In its UK Housing Review 2019, the Chartered Institute of Housing (CIH) says that the Airbnb industry needs to be regulated, as the rapid growth of Airbnb-style short lets could lead to the loss of private rented homes and displacement of long-term residents from their communities.
The creation of ‘globalhoods’
There is a marked concentration of short-term lets in particular locations across the country which the CIH have named ‘globalhoods’.

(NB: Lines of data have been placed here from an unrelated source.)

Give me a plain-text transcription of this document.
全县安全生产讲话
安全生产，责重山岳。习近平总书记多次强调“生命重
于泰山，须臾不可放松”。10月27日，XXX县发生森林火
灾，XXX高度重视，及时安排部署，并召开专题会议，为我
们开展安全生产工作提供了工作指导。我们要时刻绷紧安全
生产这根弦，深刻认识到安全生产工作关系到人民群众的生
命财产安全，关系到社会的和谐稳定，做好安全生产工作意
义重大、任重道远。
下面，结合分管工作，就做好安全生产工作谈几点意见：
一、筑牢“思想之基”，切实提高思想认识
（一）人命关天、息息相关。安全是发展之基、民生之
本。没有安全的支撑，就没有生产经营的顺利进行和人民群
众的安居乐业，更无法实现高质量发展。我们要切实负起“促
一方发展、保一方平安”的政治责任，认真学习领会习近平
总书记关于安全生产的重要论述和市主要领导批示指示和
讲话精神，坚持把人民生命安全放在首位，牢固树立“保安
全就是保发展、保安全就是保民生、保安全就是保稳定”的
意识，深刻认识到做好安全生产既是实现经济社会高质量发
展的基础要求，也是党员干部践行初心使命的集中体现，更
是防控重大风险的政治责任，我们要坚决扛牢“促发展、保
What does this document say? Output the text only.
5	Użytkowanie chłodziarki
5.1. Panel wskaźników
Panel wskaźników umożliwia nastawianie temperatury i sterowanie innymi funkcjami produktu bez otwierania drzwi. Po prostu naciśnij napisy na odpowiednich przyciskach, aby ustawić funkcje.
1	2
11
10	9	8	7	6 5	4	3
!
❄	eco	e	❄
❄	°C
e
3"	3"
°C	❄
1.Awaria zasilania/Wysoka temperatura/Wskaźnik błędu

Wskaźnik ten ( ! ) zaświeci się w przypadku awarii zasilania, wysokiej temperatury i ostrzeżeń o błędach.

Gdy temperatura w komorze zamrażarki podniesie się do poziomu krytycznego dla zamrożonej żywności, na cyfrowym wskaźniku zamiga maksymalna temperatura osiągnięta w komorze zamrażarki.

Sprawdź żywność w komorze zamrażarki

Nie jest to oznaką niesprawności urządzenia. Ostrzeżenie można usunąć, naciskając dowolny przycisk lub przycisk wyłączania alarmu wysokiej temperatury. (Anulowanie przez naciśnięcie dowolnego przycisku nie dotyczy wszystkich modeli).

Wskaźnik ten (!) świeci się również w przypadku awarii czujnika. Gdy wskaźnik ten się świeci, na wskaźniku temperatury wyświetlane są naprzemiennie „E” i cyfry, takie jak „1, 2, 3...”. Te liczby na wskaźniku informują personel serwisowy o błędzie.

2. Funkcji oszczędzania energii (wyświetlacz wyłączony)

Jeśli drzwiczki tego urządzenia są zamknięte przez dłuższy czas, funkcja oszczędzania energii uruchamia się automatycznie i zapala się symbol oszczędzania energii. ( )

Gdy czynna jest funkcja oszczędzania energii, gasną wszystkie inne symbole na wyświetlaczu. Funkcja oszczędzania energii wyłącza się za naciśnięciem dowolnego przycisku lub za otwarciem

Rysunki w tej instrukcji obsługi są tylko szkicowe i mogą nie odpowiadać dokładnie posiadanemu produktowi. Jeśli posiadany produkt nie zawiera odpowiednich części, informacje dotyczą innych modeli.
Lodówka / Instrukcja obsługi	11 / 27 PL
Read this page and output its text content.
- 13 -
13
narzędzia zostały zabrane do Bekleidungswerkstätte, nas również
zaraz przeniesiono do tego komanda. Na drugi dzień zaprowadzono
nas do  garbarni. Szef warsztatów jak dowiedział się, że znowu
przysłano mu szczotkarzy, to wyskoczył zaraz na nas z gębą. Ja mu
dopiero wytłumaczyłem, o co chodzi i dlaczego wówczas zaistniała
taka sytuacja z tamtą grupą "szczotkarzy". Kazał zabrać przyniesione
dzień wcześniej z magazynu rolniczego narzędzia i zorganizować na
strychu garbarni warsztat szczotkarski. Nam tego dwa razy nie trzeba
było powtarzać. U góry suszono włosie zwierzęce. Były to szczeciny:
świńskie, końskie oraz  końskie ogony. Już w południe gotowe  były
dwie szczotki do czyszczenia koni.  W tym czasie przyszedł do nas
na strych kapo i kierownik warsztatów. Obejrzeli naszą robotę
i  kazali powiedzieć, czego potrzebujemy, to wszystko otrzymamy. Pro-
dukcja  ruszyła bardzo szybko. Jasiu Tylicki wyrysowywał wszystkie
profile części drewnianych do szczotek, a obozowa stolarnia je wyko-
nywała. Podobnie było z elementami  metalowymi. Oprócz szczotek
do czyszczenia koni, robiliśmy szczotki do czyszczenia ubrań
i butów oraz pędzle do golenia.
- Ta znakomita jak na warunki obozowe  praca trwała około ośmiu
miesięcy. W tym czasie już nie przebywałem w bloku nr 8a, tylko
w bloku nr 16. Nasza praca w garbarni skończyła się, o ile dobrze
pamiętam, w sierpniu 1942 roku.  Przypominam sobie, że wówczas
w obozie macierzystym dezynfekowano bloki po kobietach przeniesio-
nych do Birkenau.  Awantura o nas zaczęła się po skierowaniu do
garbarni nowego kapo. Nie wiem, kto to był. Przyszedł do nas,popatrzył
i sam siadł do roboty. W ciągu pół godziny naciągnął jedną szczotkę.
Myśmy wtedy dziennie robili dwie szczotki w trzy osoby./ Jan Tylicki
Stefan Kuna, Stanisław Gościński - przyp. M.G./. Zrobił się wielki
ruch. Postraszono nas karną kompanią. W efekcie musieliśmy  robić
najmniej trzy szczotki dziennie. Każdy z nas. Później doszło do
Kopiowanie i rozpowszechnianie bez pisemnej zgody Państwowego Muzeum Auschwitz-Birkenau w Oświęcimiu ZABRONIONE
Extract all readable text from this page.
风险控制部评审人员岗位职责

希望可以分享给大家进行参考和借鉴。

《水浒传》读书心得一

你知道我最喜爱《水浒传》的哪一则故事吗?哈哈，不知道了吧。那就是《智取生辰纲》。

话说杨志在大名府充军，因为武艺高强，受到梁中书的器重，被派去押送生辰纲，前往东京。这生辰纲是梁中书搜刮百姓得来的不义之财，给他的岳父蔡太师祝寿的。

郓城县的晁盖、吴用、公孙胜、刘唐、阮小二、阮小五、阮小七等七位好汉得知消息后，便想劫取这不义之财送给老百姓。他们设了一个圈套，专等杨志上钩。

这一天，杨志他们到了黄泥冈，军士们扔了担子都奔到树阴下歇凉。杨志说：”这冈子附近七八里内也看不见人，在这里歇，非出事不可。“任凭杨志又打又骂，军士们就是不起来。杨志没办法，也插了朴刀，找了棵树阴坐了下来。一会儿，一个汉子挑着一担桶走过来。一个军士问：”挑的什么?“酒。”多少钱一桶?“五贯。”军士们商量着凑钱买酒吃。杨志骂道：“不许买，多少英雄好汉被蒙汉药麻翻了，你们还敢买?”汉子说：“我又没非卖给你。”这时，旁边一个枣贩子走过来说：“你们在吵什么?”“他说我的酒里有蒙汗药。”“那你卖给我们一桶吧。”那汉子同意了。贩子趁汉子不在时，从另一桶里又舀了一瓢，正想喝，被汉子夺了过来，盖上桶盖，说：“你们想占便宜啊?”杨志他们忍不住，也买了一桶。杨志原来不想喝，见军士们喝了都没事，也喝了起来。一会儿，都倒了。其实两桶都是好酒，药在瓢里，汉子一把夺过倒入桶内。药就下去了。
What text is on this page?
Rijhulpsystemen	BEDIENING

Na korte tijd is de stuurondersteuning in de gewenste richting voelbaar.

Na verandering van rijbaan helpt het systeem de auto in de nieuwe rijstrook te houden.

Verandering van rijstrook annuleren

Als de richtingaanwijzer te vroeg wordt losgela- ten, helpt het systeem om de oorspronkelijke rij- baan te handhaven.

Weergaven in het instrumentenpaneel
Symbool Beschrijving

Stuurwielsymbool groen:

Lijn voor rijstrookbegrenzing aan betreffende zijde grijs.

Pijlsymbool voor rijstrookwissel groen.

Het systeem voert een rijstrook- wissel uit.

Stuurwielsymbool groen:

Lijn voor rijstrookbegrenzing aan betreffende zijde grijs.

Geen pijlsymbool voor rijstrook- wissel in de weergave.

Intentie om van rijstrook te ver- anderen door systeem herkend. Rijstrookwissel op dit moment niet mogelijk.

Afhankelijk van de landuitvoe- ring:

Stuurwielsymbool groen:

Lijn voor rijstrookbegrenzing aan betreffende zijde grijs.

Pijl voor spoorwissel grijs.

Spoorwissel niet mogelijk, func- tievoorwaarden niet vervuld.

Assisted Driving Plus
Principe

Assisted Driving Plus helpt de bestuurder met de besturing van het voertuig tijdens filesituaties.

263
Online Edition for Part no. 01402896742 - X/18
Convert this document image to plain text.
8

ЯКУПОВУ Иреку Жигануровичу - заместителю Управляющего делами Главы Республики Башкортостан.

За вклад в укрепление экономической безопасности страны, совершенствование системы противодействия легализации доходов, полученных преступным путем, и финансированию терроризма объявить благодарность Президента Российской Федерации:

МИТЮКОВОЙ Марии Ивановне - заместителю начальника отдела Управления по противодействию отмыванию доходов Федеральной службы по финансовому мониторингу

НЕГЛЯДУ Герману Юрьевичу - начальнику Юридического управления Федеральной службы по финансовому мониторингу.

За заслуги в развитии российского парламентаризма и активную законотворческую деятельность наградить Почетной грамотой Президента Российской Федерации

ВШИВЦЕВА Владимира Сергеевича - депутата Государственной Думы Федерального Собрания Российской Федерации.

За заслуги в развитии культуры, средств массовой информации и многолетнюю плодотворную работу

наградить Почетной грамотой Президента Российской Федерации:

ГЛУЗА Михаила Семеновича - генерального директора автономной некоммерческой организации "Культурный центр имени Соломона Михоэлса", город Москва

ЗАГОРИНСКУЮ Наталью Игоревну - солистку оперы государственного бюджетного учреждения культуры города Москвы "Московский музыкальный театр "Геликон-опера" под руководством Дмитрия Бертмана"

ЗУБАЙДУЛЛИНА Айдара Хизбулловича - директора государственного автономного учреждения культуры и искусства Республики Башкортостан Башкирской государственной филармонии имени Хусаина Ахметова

Globalhoods are ultra-desirable neighbourhoods drawing in visitors from across the globe at an ever-increasing rate. For example, figures cited in the review show that:
- Airbnb has over 77,000 lets in Greater London - 55.4% of which are entire homes;
- in this area, the boroughs of Westminster, Tower Hamlets, and Hackney have the heaviest concentration of Airbnb-style lets;
- in Edinburgh there are 10,000 short-term lets, with its city centre ward alone having two Airbnb lets for every 13 homes;
- the Isle of Skye in rural Scotland has one Airbnb letting for every 10 houses.
What is the possible fallout from Airbnb globalhoods?
The CIH is concerned that this growth in short-term lets in particular areas could cause:
- a loss of much-needed housing from the private rented sector to the short-term lets market; and,
- displacement of long-term residents.
Other issues that have been highlighted include:
- non-compliance by hosts with existing safety and planning regulations and failure to get adequate Airbnb insurance;
- entire neighbourhoods and communities being ‘lost’; and
- local housing markets being hit by rising rents and increased property values, especially in tight-knit communities.
What is the solution?
CIH says the industry needs to be regulated. Practical suggestions for tackling these issues include a tourism tax, improved council data on short lets, and planning caps on the number of short lets in one location.
CIH’s chief executive Terrie Alafat CBE says: “Digital platforms like Airbnb have brought great convenience to tourists who come to enjoy our cities and communities, as well as economic benefit to their hosts and local areas.
“However, if left unregulated, there is a real risk of loss of much-needed housing from the private rented sector to the short-term lets market, and displacement of long-term residents.
“We need to find a way to accommodate the housing needs of individual residents while allowing tourism to continue in our most popular locations. More regulation could be necessary if growth continues and local authorities still have no way to accurately monitor numbers.”